Idiopathic Multicentric Castleman's Disease (iMCD)-TAFRO Syndrome with Atypical Renal Biopsy Findings

Session Information

Category: Glomerular Diseases

  • 1401 Glomerular Diseases: From Inflammation to Fibrosis

Authors

  • Chen, Ciara Lynn, Eisenhower Army Medical Center, Fort Gordon, Georgia, United States
  • Strenge, Karen, Eisenhower Army Medical Center, Fort Gordon, Georgia, United States
  • Tobin, Trevor Wesley, Eisenhower Army Medical Center, Fort Gordon, Georgia, United States
Introduction

Idiopathic Multicentric Castleman’s Disease (iMCD) is a rare lymphoproliferative disorder characterized by enlarged lymph nodes in HHV-8 negative patients. It is associated with fevers, weight loss, hepatosplenomegaly, cell line dyscrasias, and organ dysfunction. One subtype of iMCD is TAFRO syndrome, characterized by the presence of thrombocytopenia, anasarca, myelofibrosis, renal dysfunction, and organomegaly. We report a patient who presented with a seronegative proliferative glomerulonephritis and was subsequently diagnosed with iMCD-TAFRO syndrome.

Case Description

A 47-year-old male with no past medical history presented to the hospital with non-specific lab abnormalities. Vital signs showed new hypertension, tachycardia, and intermittent fevers. Physical exam noted diffuse anasarca. Laboratory investigation revealed elevated inflammatory markers, new anemia, and acute renal injury. He did not have nephrotic syndrome per urine protein quantification. Urine microscopy revealed microscopic hematuria with hyaline and granular casts. Glomerulonephritis serologic evaluation was negative. Rapidly progressive renal failure necessitated initiation of renal replacement therapy and pulse dose steroids. Renal biopsy revealed a proliferative glomerulonephritis without crescents or segmental necrosis. Immunofluorescence demonstrated trace focal mesangial granular deposits of IgM and C3. Electron microscopy showed moderate foot process effacement without subendothelial or mesangial deposits. Other evaluations included a PET/CT scan, bone marrow biopsy, and cervical lymph node biopsy.
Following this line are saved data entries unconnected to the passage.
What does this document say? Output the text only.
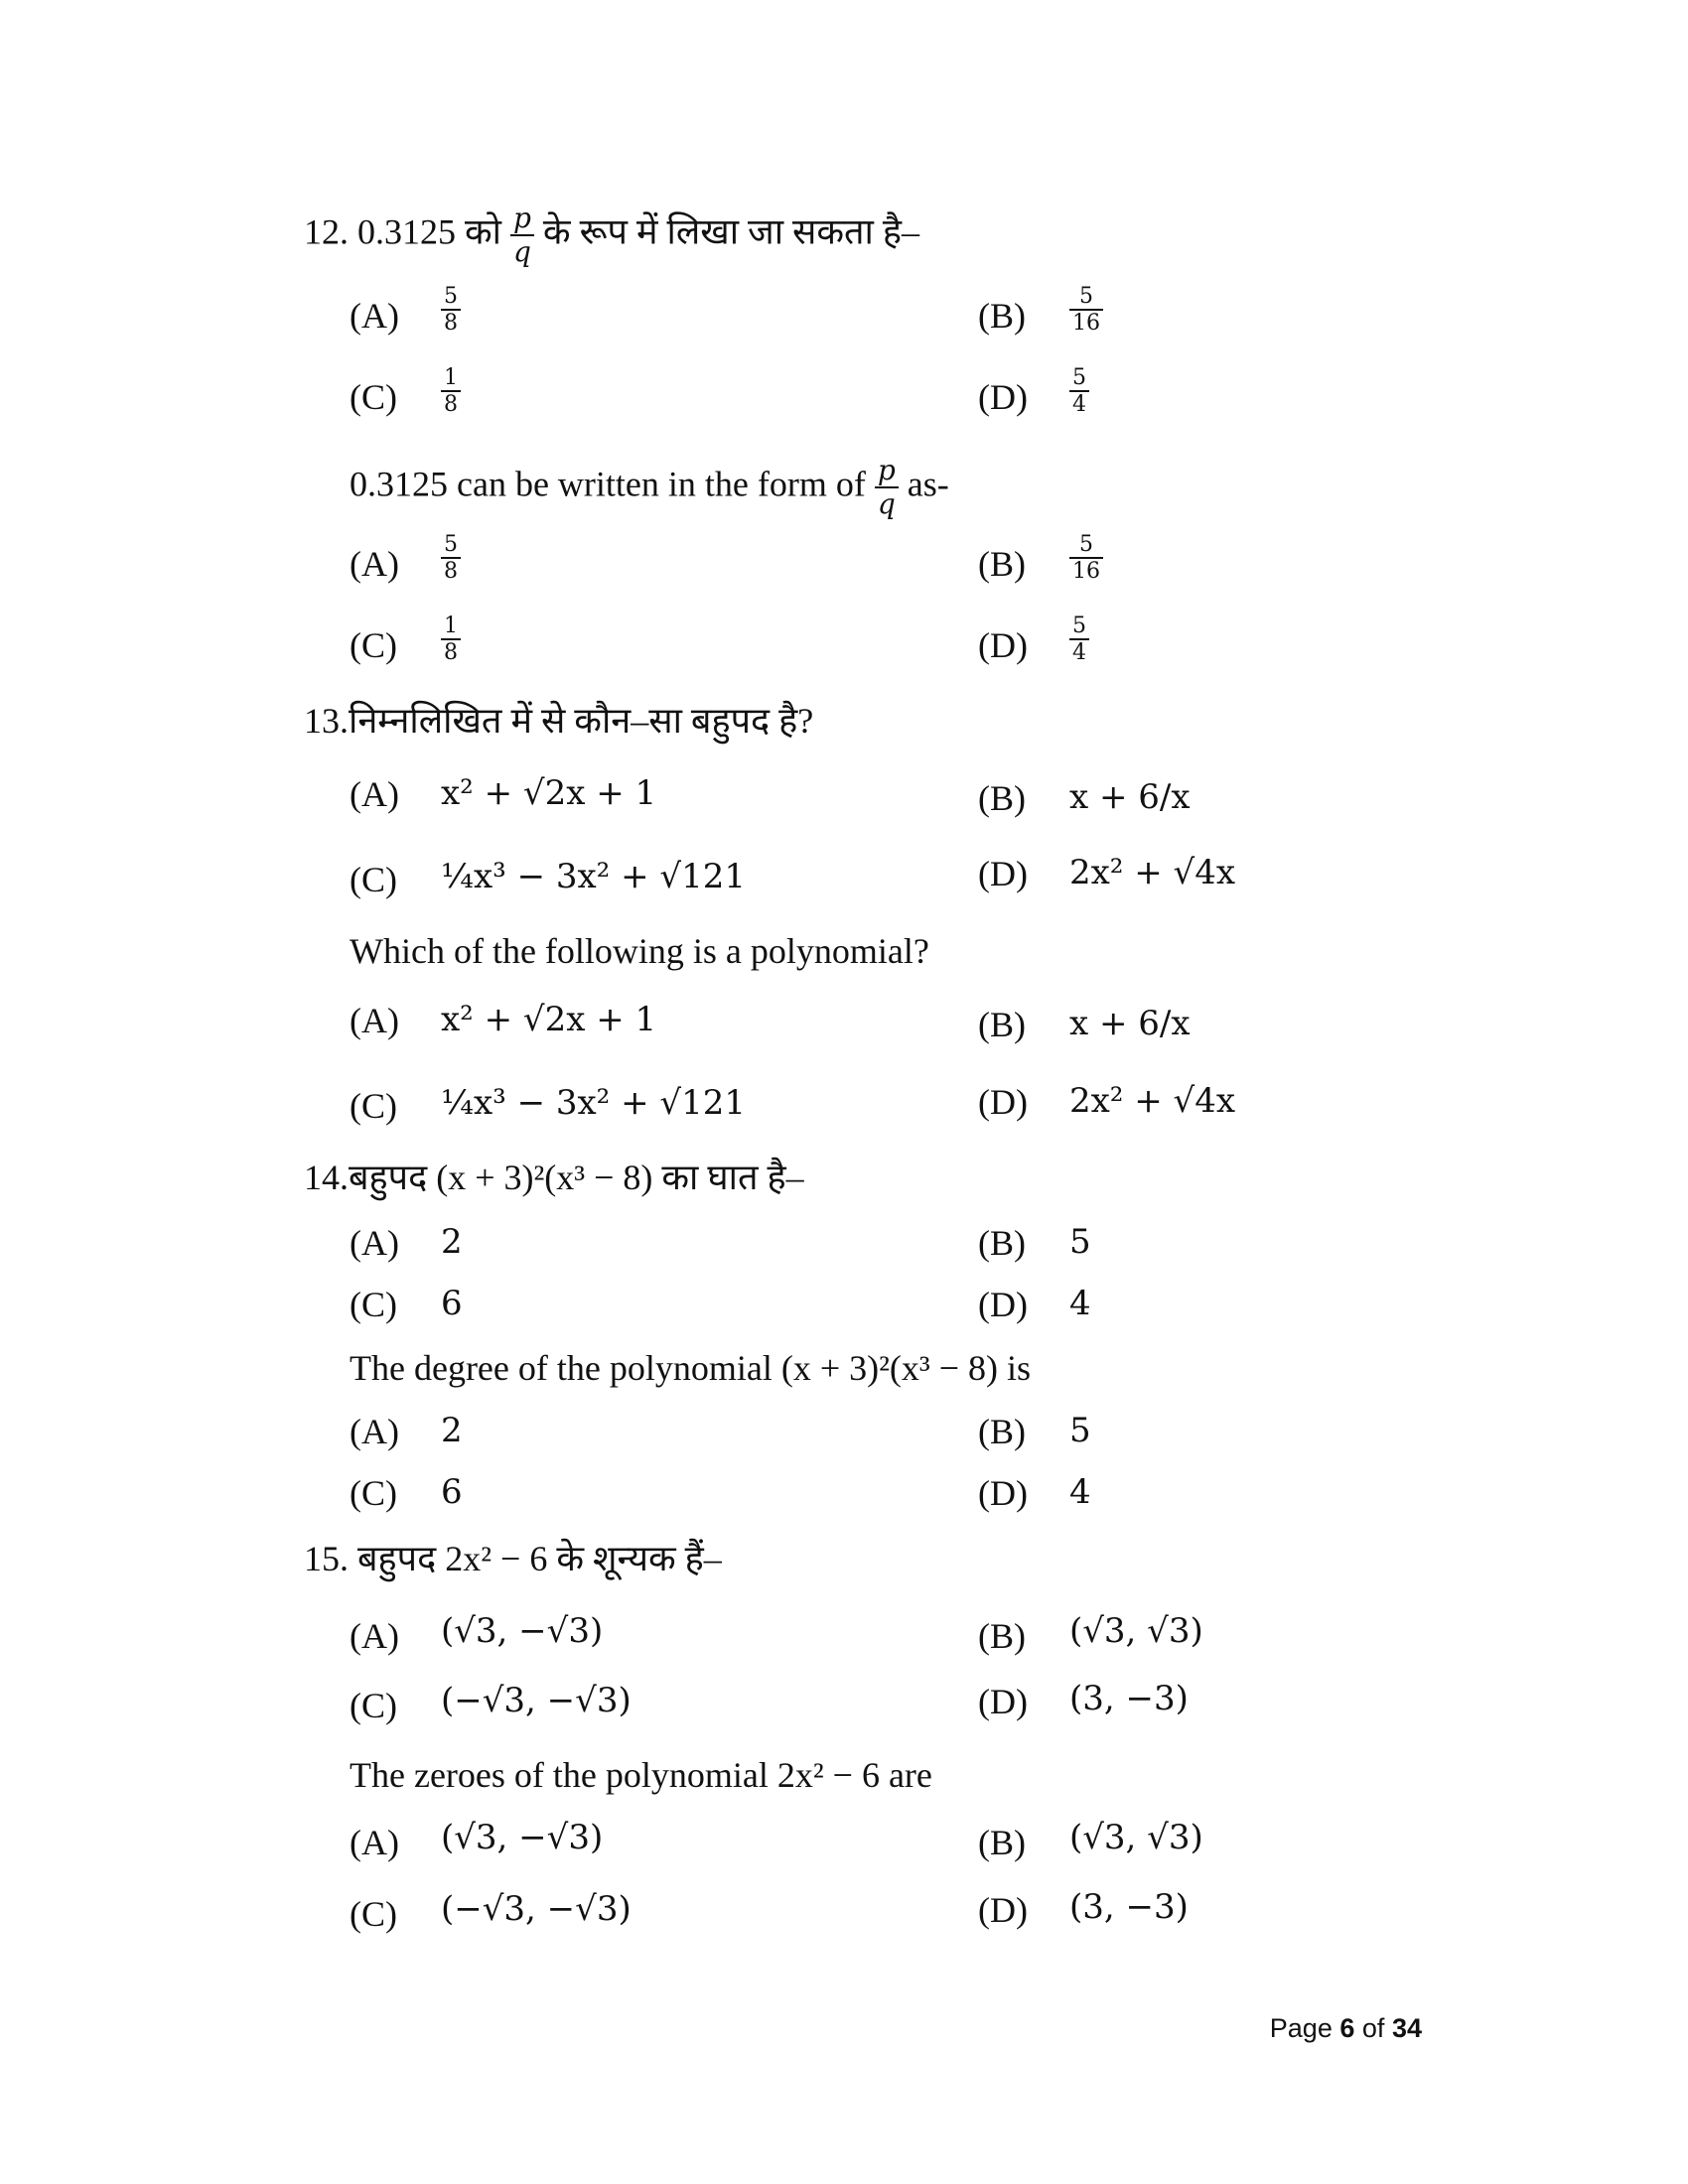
12. 0.3125 को $\frac{p}{q}$ के रूप में लिखा जा सकता है–
$(A) \frac{5}{8}$	$(B) \frac{5}{16}$
$(C) \frac{1}{8}$	$(D) \frac{5}{4}$
0.3125 can be written in the form of $\frac{p}{q} as-$
$(A) \frac{5}{8}$	$(B) \frac{5}{16}$
$(C) \frac{1}{8}$	$(D) \frac{5}{4}$
13.निम्नलिखित में से कौन–सा बहुपद है?
(A) x² + √2x + 1	(B) x + 6/x
(C) ¼x³ − 3x² + √121	(D) 2x² + √4x
Which of the following is a polynomial?
(A) x² + √2x + 1	(B) x + 6/x
(C) ¼x³ − 3x² + √121	(D) 2x² + √4x
14.बहुपद (x + 3)²(x³ − 8) का घात है–
(A) 2	(B) 5
(C) 6	(D) 4
The degree of the polynomial (x + 3)²(x³ − 8) is
(A) 2	(B) 5
(C) 6	(D) 4
15. बहुपद 2x² − 6 के शून्यक हैं–
(A) (√3, −√3)	(B) (√3, √3)
(C) (−√3, −√3)	(D) (3, −3)
The zeroes of the polynomial 2x² − 6 are
(A) (√3, −√3)	(B) (√3, √3)
(C) (−√3, −√3)	(D) (3, −3)
Page 6 of 34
Pending lymph node biopsy results, IV cyclophosphamide was started for presumed seronegative ANCA vasculitis. Results from the cervical lymph node biopsy were consistent with iMCD. The patient was transitioned to siltuximab with a prednisone taper.

Discussion

iMCD-TAFRO syndrome can present with proliferative glomerulonephritis. While this patient presented with common clinical findings of iMCD, renal biopsy results were atypical relative to prior reports of a MPGN or TMA-like histopathology. iMCD-TAFRO syndrome may not always conform to typically seen patterns. Diagnosis requires a high index of suspicion and should be considered for glomerulonephritis with non-specific biopsy findings in the context of a systemic inflammatory disease.